We’re only on the VdC for a couple blocks when we need to
veer off to the Trevi Fountain. This is
where if you throw a coin over your shoulder into the fountain it means you
will return to Rome. We did last time we
were here and here we are. The fountain
has been closed for a long time, years we think, for cleaning and renovation
and it reopened last night. Good timing
for us. That also means that hundreds of
folks are here today to celebrate the reopening and there is plenty of pushing
and bumping going on. We take note of
how clean it is and move along.
Our next detour is further north on VdC past the Italian
Parliament to the shopping triangle near the Spanish Steps. There are a few little streets, each several
blocks long that house everybody that is anybody in the fashion world. As we walk back and forth we try to think of
who is missing and obviously we can’t come up with anybody except maybe Target.
As we weave back and forth we emerge at
the Spanish Steps which are now closed.
The renovations and cleaning of the Trevi has now moved on to the Steps,
and they will be closed for the foreseeable future. We weren’t going up there anyway.
As we come back to Via del Corso we feel our first few drops
of rain. We should never have mentioned
it at the top of this blog. It is 12:30
and close enough to lunch time for us to duck into a little café with covered
outdoor seating. Just as we get settled
it starts to pour, so without umbrellas or even jackets we might be here for a
while. It is a beer and anchovy pizza
again today but the prices are a bit higher in this part of town. We aren’t overly concerned about the weather because
we have been able to see blue sky around the edges of this rain cloud. We’re moving again by 1:30 in sunshine.
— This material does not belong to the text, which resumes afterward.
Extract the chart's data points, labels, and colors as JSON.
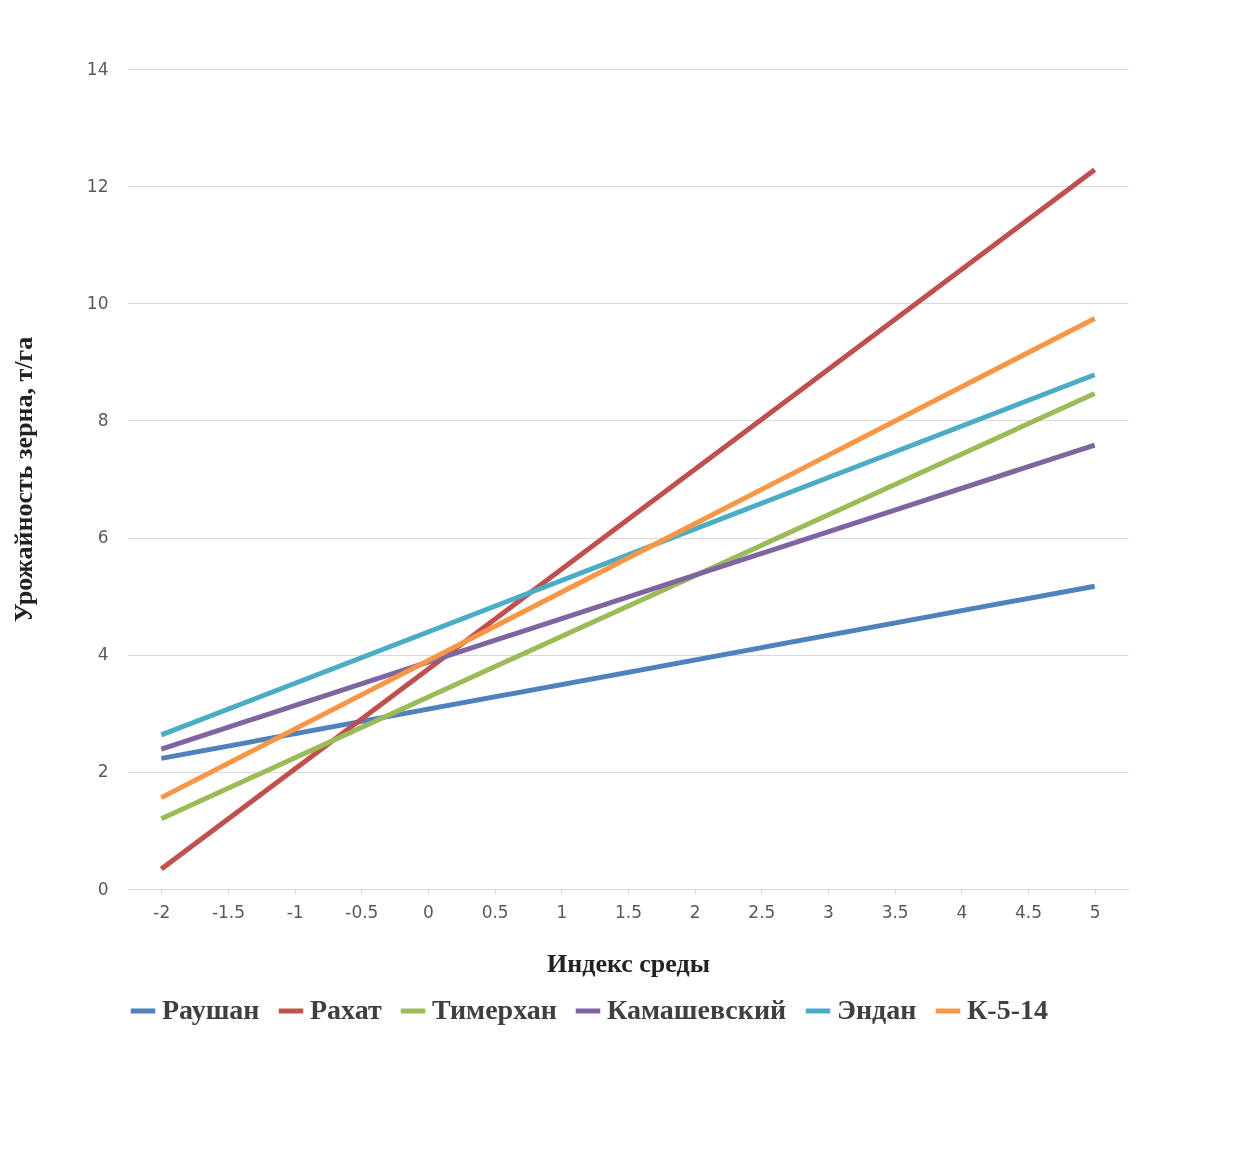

We finish the northern route at the Piazza del Popolo, the
people’s plaza. It is centered by a
10-story obelisk (shrouded in scaffolding) that once graced the temple of
Ramses II in Egypt and was moved to the Roman Circus Maximus racetrack. Ben Hur raced around this monument. The piazza also has massive fountains on
either side, one of Neptune and one of Roma.
Nothing is small here. In
addition to the VdC there are two other main streets that angle into the piazza
from the south (all roads lead here?).
We are taking one of them as we begin our way back south.
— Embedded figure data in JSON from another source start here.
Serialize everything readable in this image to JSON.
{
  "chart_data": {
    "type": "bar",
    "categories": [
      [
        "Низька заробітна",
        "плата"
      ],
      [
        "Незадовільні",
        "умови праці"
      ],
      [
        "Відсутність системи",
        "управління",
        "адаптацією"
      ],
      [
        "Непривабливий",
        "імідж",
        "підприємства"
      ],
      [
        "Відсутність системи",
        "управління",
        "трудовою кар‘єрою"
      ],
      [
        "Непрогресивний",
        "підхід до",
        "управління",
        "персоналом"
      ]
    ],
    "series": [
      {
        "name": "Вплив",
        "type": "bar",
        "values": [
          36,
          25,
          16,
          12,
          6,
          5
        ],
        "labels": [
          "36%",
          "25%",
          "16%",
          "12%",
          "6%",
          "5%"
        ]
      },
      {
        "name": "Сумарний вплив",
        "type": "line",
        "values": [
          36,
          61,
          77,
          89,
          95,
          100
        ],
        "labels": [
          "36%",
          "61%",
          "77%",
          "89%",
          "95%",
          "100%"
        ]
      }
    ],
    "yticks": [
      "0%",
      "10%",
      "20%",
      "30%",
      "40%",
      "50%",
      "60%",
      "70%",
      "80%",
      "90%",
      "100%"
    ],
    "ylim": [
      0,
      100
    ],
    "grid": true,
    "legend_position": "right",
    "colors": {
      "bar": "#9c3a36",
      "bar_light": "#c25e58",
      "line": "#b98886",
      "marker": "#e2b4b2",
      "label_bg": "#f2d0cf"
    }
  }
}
The street we are on now, Via di Ripetta, is much more
current Rome. It is businesses, buses
and kids getting out of school. Our only
detour on this route is to go a couple blocks to the east to the Pantheon. Again, we visited here on our last trip but
this is a whole new thing for us. We
remembered the Pantheon as a big empty domed building with a hole in the
roof. Today it is filled with massive
statuary, marble floors and religious icons of every sort. It has always been described as Rome’s most
impressive building, and while we didn’t get it before we certainly do
now. As a final treat there is one more
rain cloud moving overhead and it is raining down through the hole in the roof
in the center of the building and through the drainage system in the tile floor
provided by the Romans. It’s pretty
cool.
We wait for the rain to stop and begin our walk back
south. It is after 3:00 and John
announces that he has a touring shelf life of five hours and it is time to go
home. When we get back across the bridge
he gets a gelato cone which has a calming effect. It is a total of 6-hours by the time we get
to the hotel but we’re all still alive.
Dinner tonight is at Trattoria da Lucia, a little family run
place a few blocks away that is high on Rick Steves’ list. John orders a plate of grilled and pickled
vegetables as an appetizer that Mary isn’t excited about. She gets a gnocchi that is pretty good and
John takes another pass at the bobolotti pasta with a veal based sauce that is
much better than last night at half the price.
The house wine is fine and we’re back on track with good food and cheap
prices. The crowd is about half tourist
and half locals with some obvious regulars mixed in. That’s probably the right mix of customers
for us.
A quick walk through the square and back to our hotel. When we pick up the key the lady as the desk
tells us that the power will be off from 9:00 AM until 4:45 tomorrow. We’ll have to factor that into our plans.
What did we learn today?
2,000 year old stone sidewalks and steps preceded OSHA.